It was high times at a high society hotel on Wednesday when a new cannabis-focused private equity fund took its fundraising pitch to a big agricultural conference at New York's Waldorf Astoria.
The High Times Growth Fund aims to raise $200 million-$300 million to invest in the legal marijuana industry, which is projected to reach sales of $2.6 billion in the US this year. Twenty-two U.S states allow medical use of the drug, and Colorado and Washington have legalized recreational sales.
"I don't see any way this isn't going to be, from a dollar value, one of the larger if not the largest crop out there," said Ben Zaitz, a longtime dairy farmer and agricultural investor who is a partner in the fund. By comparison, the USDA estimates US corn farmers will take home $49bn this year.
Addressing a ballroom of investors at the Global AgInvesting conference amid presentations from Macquarie and Deloitte, Jordan Lewis, another partner, said: "Hopefully this is the beginning of a change in acceptance of cannabis in the agriculture industry and elsewhere."
Mr Lewis, founder of Silverpeak Apothecary in Aspen, Colorado, and Mr Zaitz have joined Michael Kennedy, general counsel of High Times, the New York magazine that has long advocated for legalization, to tap into what Mr Lewis called "one of the most promising and least understood opportunities in agriculture and medicine in my generation".
The fund will invest in start-ups and existing businesses in three areas: growing and selling cannabis, plant genetics and propagation, and associated services.
The partners plan to use Silverpeak's vertically integrated retail and growing operation as a model in places such as Nevada, where medical marijuana recently became legal, as well as in other states that legalize recreational use in future.
"Our role is to get the cannabis industry to step up and meet the requirements of the recreational market," said Mr Zaitz. "If this is the next agricultural sector, how do we create the supply chain that exists in rice or dairy to deliver a high-quality product in a renewable, sustainable manner with traceability?"
In addition to capturing a larger slice of a legal pot market that Arcview, a cannabis investor network, projects will reach $10bn by 2017, the High Times partners are eyeing other opportunities.
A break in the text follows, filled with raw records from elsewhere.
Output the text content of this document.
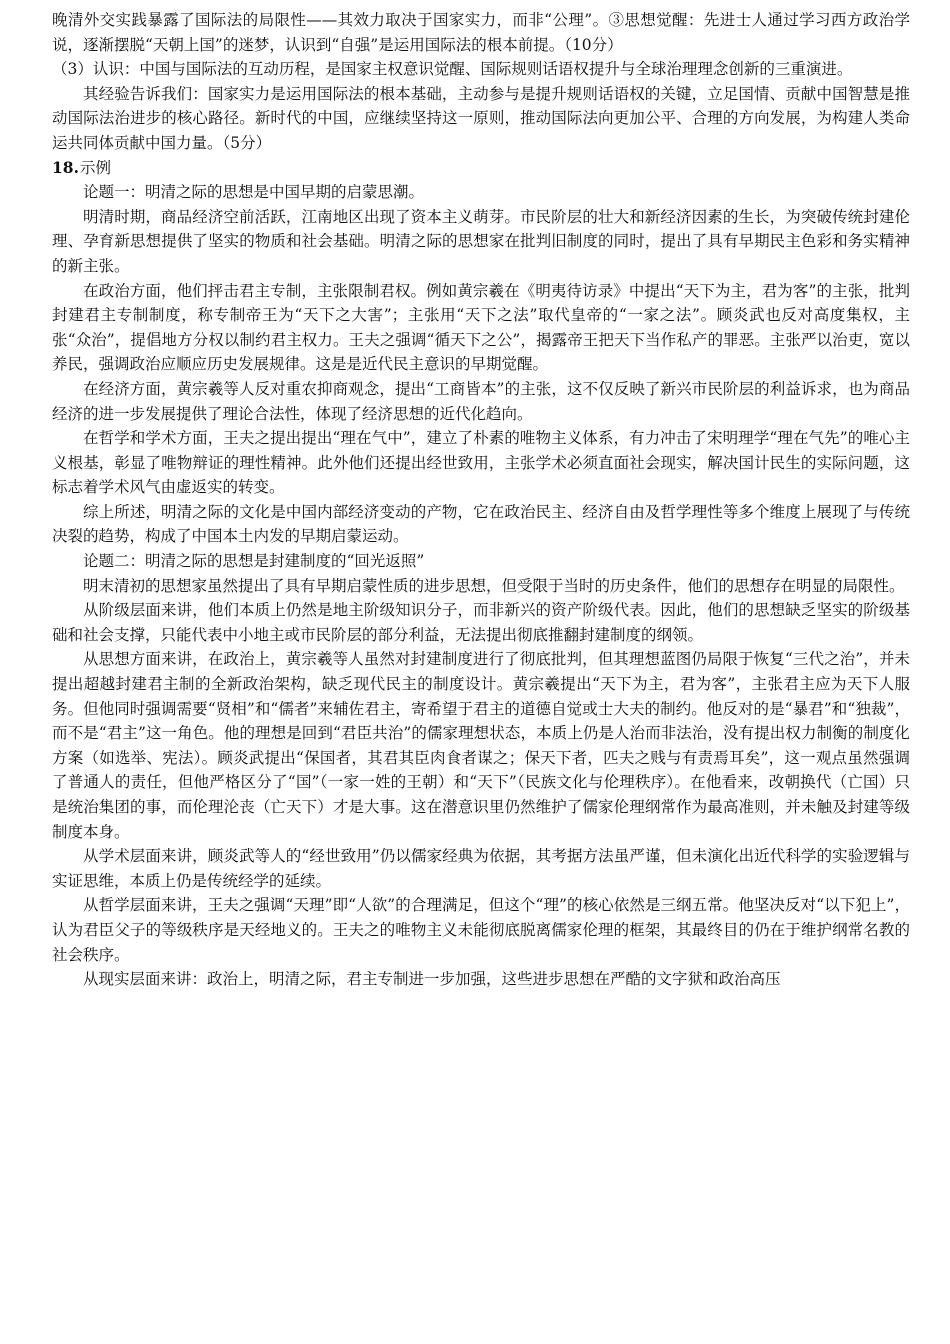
晚清外交实践暴露了国际法的局限性——其效力取决于国家实力，而非“公理”。③思想觉醒：先进士人通过学习西方政治学说，逐渐摆脱“天朝上国”的迷梦，认识到“自强”是运用国际法的根本前提。（10分）

（3）认识：中国与国际法的互动历程，是国家主权意识觉醒、国际规则话语权提升与全球治理理念创新的三重演进。

其经验告诉我们：国家实力是运用国际法的根本基础，主动参与是提升规则话语权的关键，立足国情、贡献中国智慧是推动国际法治进步的核心路径。新时代的中国，应继续坚持这一原则，推动国际法向更加公平、合理的方向发展，为构建人类命运共同体贡献中国力量。（5分）

18.示例

论题一：明清之际的思想是中国早期的启蒙思潮。

明清时期，商品经济空前活跃，江南地区出现了资本主义萌芽。市民阶层的壮大和新经济因素的生长，为突破传统封建伦理、孕育新思想提供了坚实的物质和社会基础。明清之际的思想家在批判旧制度的同时，提出了具有早期民主色彩和务实精神的新主张。

在政治方面，他们抨击君主专制，主张限制君权。例如黄宗羲在《明夷待访录》中提出“天下为主，君为客”的主张，批判封建君主专制制度，称专制帝王为“天下之大害”；主张用“天下之法”取代皇帝的“一家之法”。顾炎武也反对高度集权，主张“众治”，提倡地方分权以制约君主权力。王夫之强调“循天下之公”，揭露帝王把天下当作私产的罪恶。主张严以治吏，宽以养民，强调政治应顺应历史发展规律。这是是近代民主意识的早期觉醒。

在经济方面，黄宗羲等人反对重农抑商观念，提出“工商皆本”的主张，这不仅反映了新兴市民阶层的利益诉求，也为商品经济的进一步发展提供了理论合法性，体现了经济思想的近代化趋向。

在哲学和学术方面，王夫之提出提出“理在气中”，建立了朴素的唯物主义体系，有力冲击了宋明理学“理在气先”的唯心主义根基，彰显了唯物辩证的理性精神。此外他们还提出经世致用，主张学术必须直面社会现实，解决国计民生的实际问题，这标志着学术风气由虚返实的转变。

综上所述，明清之际的文化是中国内部经济变动的产物，它在政治民主、经济自由及哲学理性等多个维度上展现了与传统决裂的趋势，构成了中国本土内发的早期启蒙运动。

论题二：明清之际的思想是封建制度的“回光返照”

明末清初的思想家虽然提出了具有早期启蒙性质的进步思想，但受限于当时的历史条件，他们的思想存在明显的局限性。

从阶级层面来讲，他们本质上仍然是地主阶级知识分子，而非新兴的资产阶级代表。因此，他们的思想缺乏坚实的阶级基础和社会支撑，只能代表中小地主或市民阶层的部分利益，无法提出彻底推翻封建制度的纲领。

从思想方面来讲，在政治上，黄宗羲等人虽然对封建制度进行了彻底批判，但其理想蓝图仍局限于恢复“三代之治”，并未提出超越封建君主制的全新政治架构，缺乏现代民主的制度设计。黄宗羲提出“天下为主，君为客”，主张君主应为天下人服务。但他同时强调需要“贤相”和“儒者”来辅佐君主，寄希望于君主的道德自觉或士大夫的制约。他反对的是“暴君”和“独裁”，而不是“君主”这一角色。他的理想是回到“君臣共治”的儒家理想状态，本质上仍是人治而非法治，没有提出权力制衡的制度化方案（如选举、宪法）。顾炎武提出“保国者，其君其臣肉食者谋之；保天下者，匹夫之贱与有责焉耳矣”，这一观点虽然强调了普通人的责任，但他严格区分了“国”（一家一姓的王朝）和“天下”（民族文化与伦理秩序）。在他看来，改朝换代（亡国）只是统治集团的事，而伦理沦丧（亡天下）才是大事。这在潜意识里仍然维护了儒家伦理纲常作为最高准则，并未触及封建等级制度本身。

从学术层面来讲，顾炎武等人的“经世致用”仍以儒家经典为依据，其考据方法虽严谨，但未演化出近代科学的实验逻辑与实证思维，本质上仍是传统经学的延续。

从哲学层面来讲，王夫之强调“天理”即“人欲”的合理满足，但这个“理”的核心依然是三纲五常。他坚决反对“以下犯上”，认为君臣父子的等级秩序是天经地义的。王夫之的唯物主义未能彻底脱离儒家伦理的框架，其最终目的仍在于维护纲常名教的社会秩序。

从现实层面来讲：政治上，明清之际，君主专制进一步加强，这些进步思想在严酷的文字狱和政治高压
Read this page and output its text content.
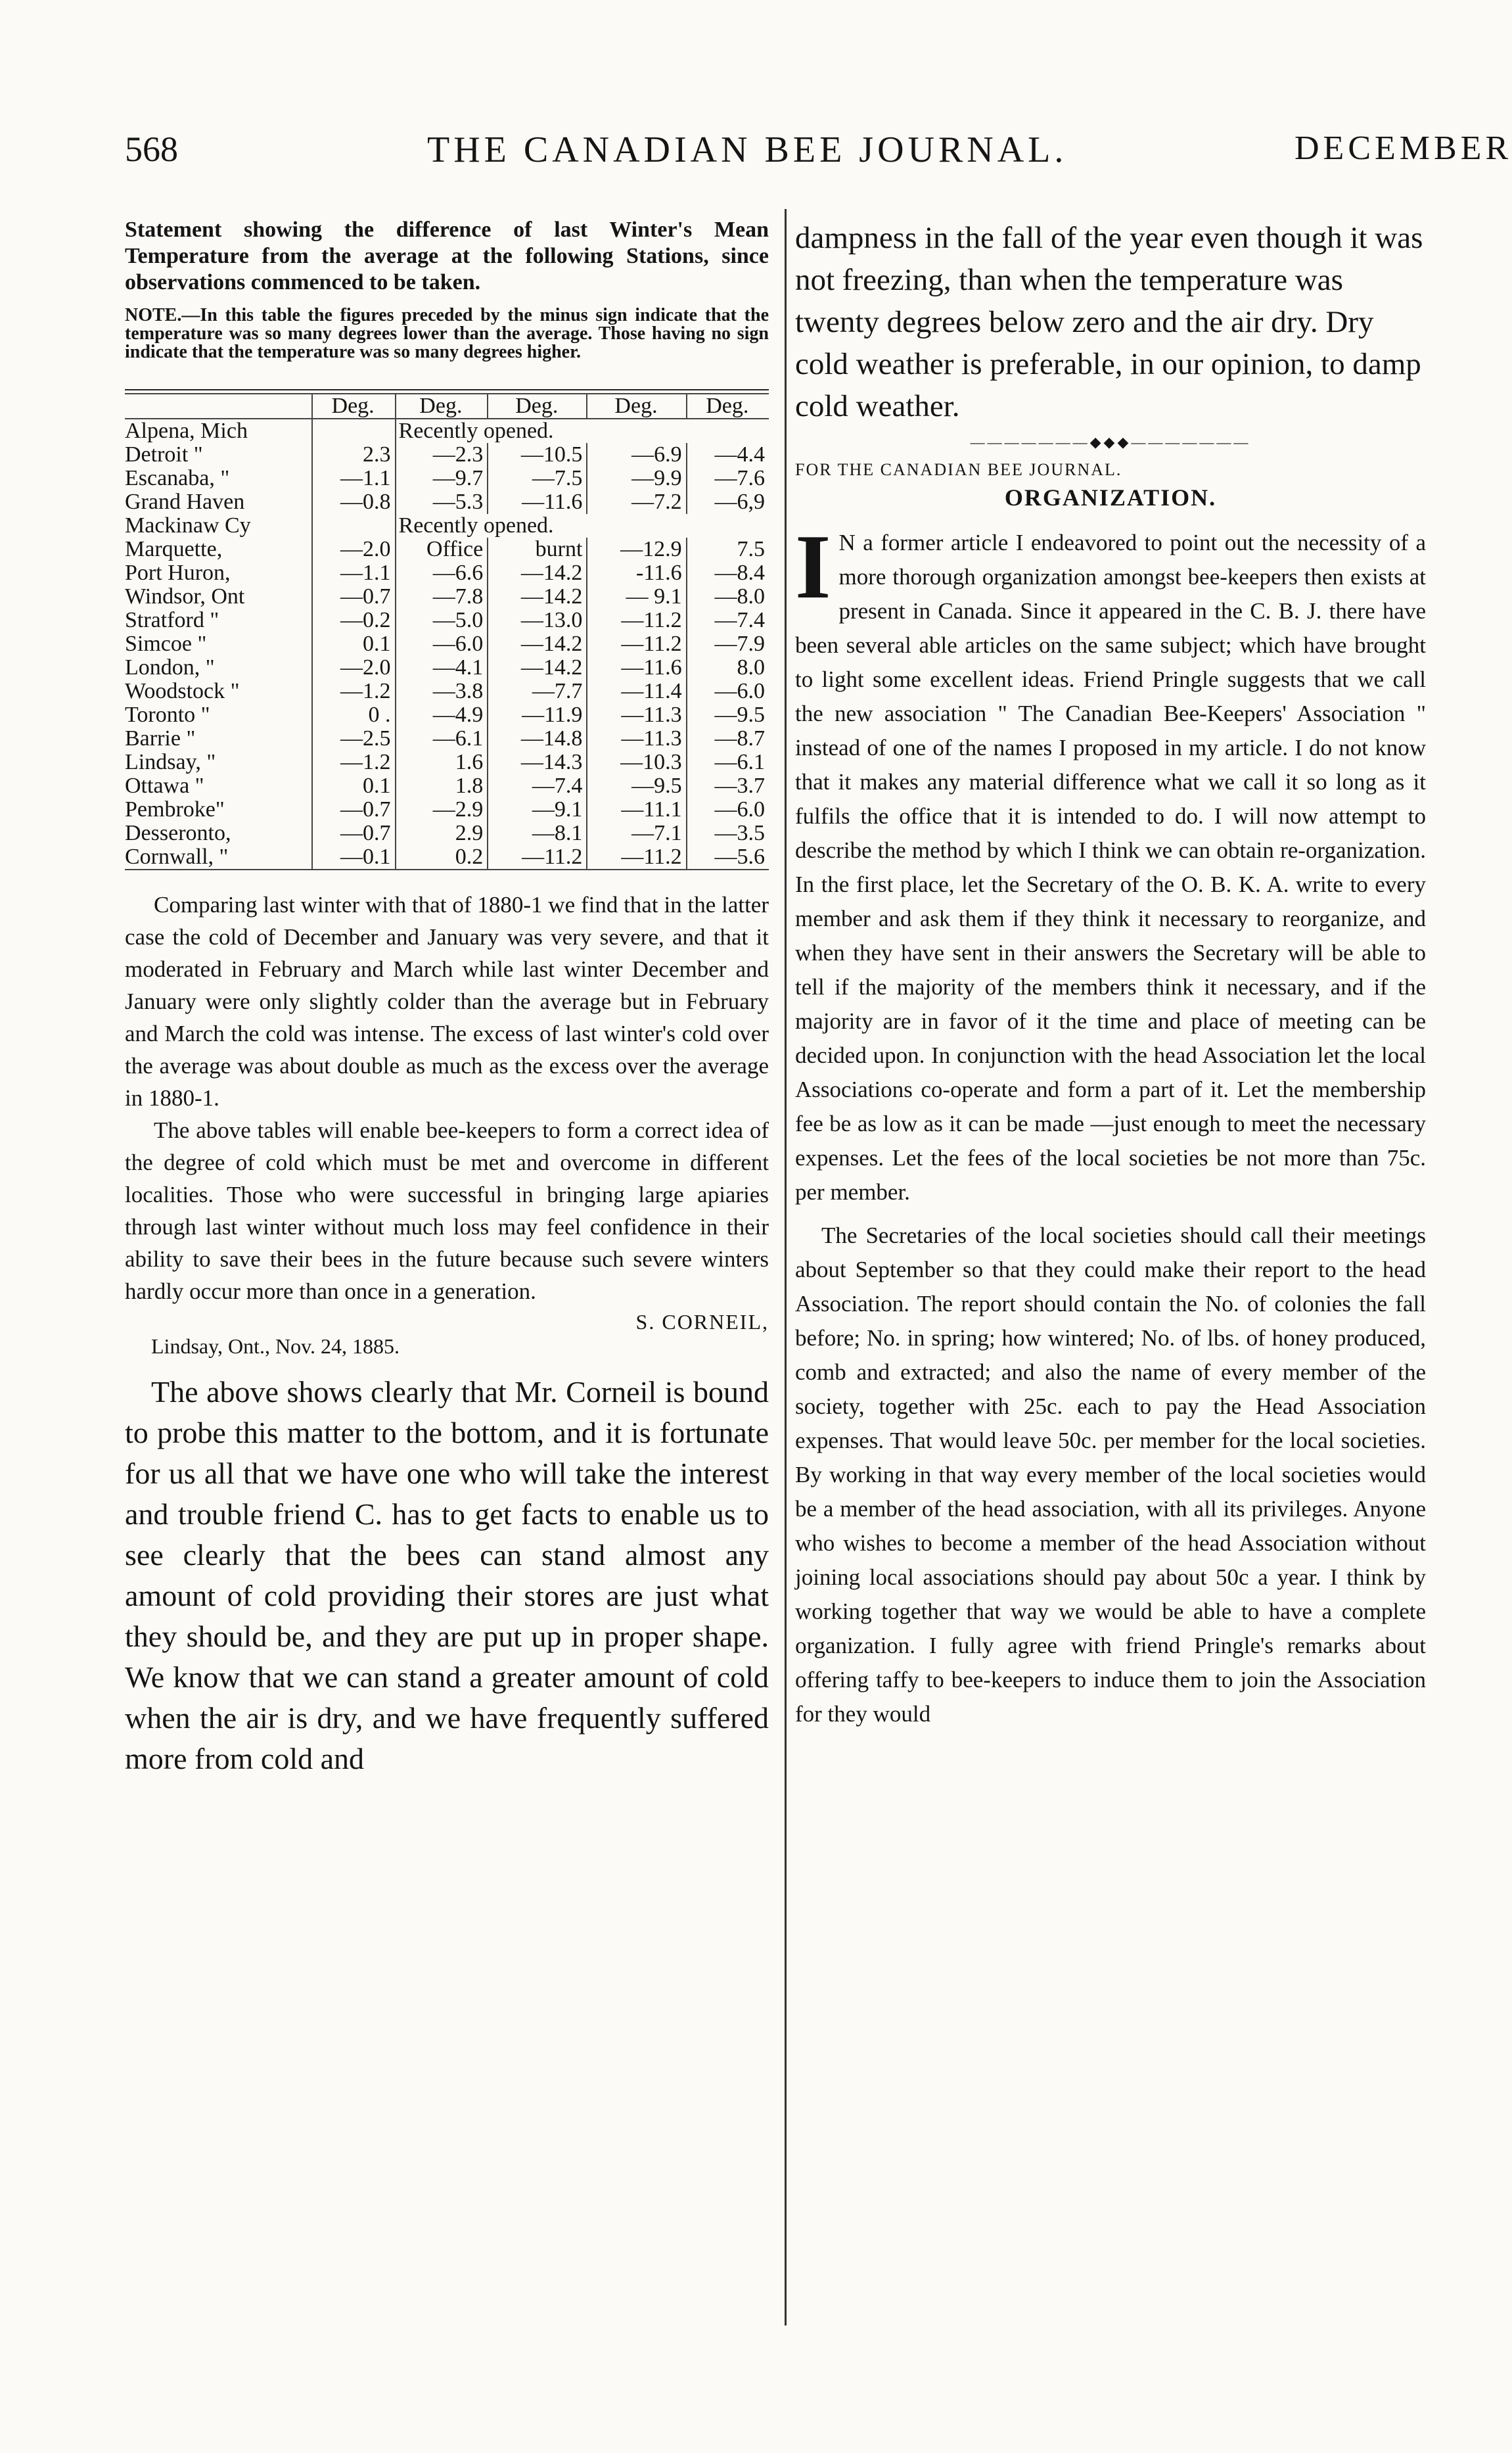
568	THE CANADIAN BEE JOURNAL.	DECEMBER

Statement showing the difference of last Winter's Mean Temperature from the average at the following Stations, since observations commenced to be taken.

NOTE.—In this table the figures preceded by the minus sign indicate that the temperature was so many degrees lower than the average. Those having no sign indicate that the temperature was so many degrees higher.

	Deg.	Deg.	Deg.	Deg.	Deg.
Alpena, Mich		Recently opened.			
Detroit "	2.3	—2.3	—10.5	—6.9	—4.4
Escanaba, "	—1.1	—9.7	—7.5	—9.9	—7.6
Grand Haven	—0.8	—5.3	—11.6	—7.2	—6,9
Mackinaw Cy		Recently opened.			
Marquette,	—2.0	Office	burnt	—12.9	7.5
Port Huron,	—1.1	—6.6	—14.2	-11.6	—8.4
Windsor, Ont	—0.7	—7.8	—14.2	— 9.1	—8.0
Stratford "	—0.2	—5.0	—13.0	—11.2	—7.4
Simcoe "	0.1	—6.0	—14.2	—11.2	—7.9
London, "	—2.0	—4.1	—14.2	—11.6	8.0
Woodstock "	—1.2	—3.8	—7.7	—11.4	—6.0
Toronto "	0 .	—4.9	—11.9	—11.3	—9.5
Barrie "	—2.5	—6.1	—14.8	—11.3	—8.7
Lindsay, "	—1.2	1.6	—14.3	—10.3	—6.1
Ottawa "	0.1	1.8	—7.4	—9.5	—3.7
Pembroke"	—0.7	—2.9	—9.1	—11.1	—6.0
Desseronto,	—0.7	2.9	—8.1	—7.1	—3.5
Cornwall, "	—0.1	0.2	—11.2	—11.2	—5.6

Comparing last winter with that of 1880-1 we find that in the latter case the cold of December and January was very severe, and that it moderated in February and March while last winter December and January were only slightly colder than the average but in February and March the cold was intense. The excess of last winter's cold over the average was about double as much as the excess over the average in 1880-1.

The above tables will enable bee-keepers to form a correct idea of the degree of cold which must be met and overcome in different localities. Those who were successful in bringing large apiaries through last winter without much loss may feel confidence in their ability to save their bees in the future because such severe winters hardly occur more than once in a generation.

S. CORNEIL,

Lindsay, Ont., Nov. 24, 1885.

The above shows clearly that Mr. Corneil is bound to probe this matter to the bottom, and it is fortunate for us all that we have one who will take the interest and trouble friend C. has to get facts to enable us to see clearly that the bees can stand almost any amount of cold providing their stores are just what they should be, and they are put up in proper shape. We know that we can stand a greater amount of cold when the air is dry, and we have frequently suffered more from cold and

dampness in the fall of the year even though it was not freezing, than when the temperature was twenty degrees below zero and the air dry. Dry cold weather is preferable, in our opinion, to damp cold weather.

———————◆◆◆———————

FOR THE CANADIAN BEE JOURNAL.

ORGANIZATION.

I N a former article I endeavored to point out the necessity of a more thorough organization amongst bee-keepers then exists at present in Canada. Since it appeared in the C. B. J. there have been several able articles on the same subject; which have brought to light some excellent ideas. Friend Pringle suggests that we call the new association " The Canadian Bee-Keepers' Association " instead of one of the names I proposed in my article. I do not know that it makes any material difference what we call it so long as it fulfils the office that it is intended to do. I will now attempt to describe the method by which I think we can obtain re-organization. In the first place, let the Secretary of the O. B. K. A. write to every member and ask them if they think it necessary to reorganize, and when they have sent in their answers the Secretary will be able to tell if the majority of the members think it necessary, and if the majority are in favor of it the time and place of meeting can be decided upon. In conjunction with the head Association let the local Associations co-operate and form a part of it. Let the membership fee be as low as it can be made —just enough to meet the necessary expenses. Let the fees of the local societies be not more than 75c. per member.

The Secretaries of the local societies should call their meetings about September so that they could make their report to the head Association. The report should contain the No. of colonies the fall before; No. in spring; how wintered; No. of lbs. of honey produced, comb and extracted; and also the name of every member of the society, together with 25c. each to pay the Head Association expenses. That would leave 50c. per member for the local societies. By working in that way every member of the local societies would be a member of the head association, with all its privileges. Anyone who wishes to become a member of the head Association without joining local associations should pay about 50c a year. I think by working together that way we would be able to have a complete organization. I fully agree with friend Pringle's remarks about offering taffy to bee-keepers to induce them to join the Association for they would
Genetic testing will be used to identify strains that compete with other drugs such as sleep aids, on which Americans spend $22bn every year.
"That will persuade the rest of the doubting Thomases that this is a viable and valuable opportunity," Mr Kennedy said.
The fund was conceived at High Times, where, Mr Kennedy says, following votes to legalise cannabis in Colorado and Washington in 2012, the phones began ringing with entrepreneurs looking for seed money for their businesses. The magazine is not an investor.
The budding industry has been plagued by a lack of capital because most banks are wary of doing business with anyone who handles a drug that is still illegal under federal law. That has left many state-sanctioned businesses, including Silverpeak, dealing in cash.
More than 80 per cent of cannabis related start-ups are self-funded by their founders, with just 3 per cent of funds coming from venture capital and 5 per cent from angel investors, according to Mr Lewis.
"Our natural lifespan without access to capital was getting constrained," he said. "This will fill that vacuum and provide resources to ourselves and other entrepreneurs."
The partners struck their deal over breakfast at the Four Seasons in Denver during the annual Cannabis Cup, an industry expo, on April 20 – a day marijuana aficionados celebrate as "4/20".
Their enthusiasm for cannabis is tempered with a dose of realism. Half of Colorado's medical marijuana businesses have shuttered in the last five years, Mr Zaitz said – a statistic Mr Lewis also cited in his presentation to the conference.
"If we build a good business with a good management team then the market will reward us," said Mr Zaitz, but he added: "To think this is some kind of a gold mine isn't a good bet."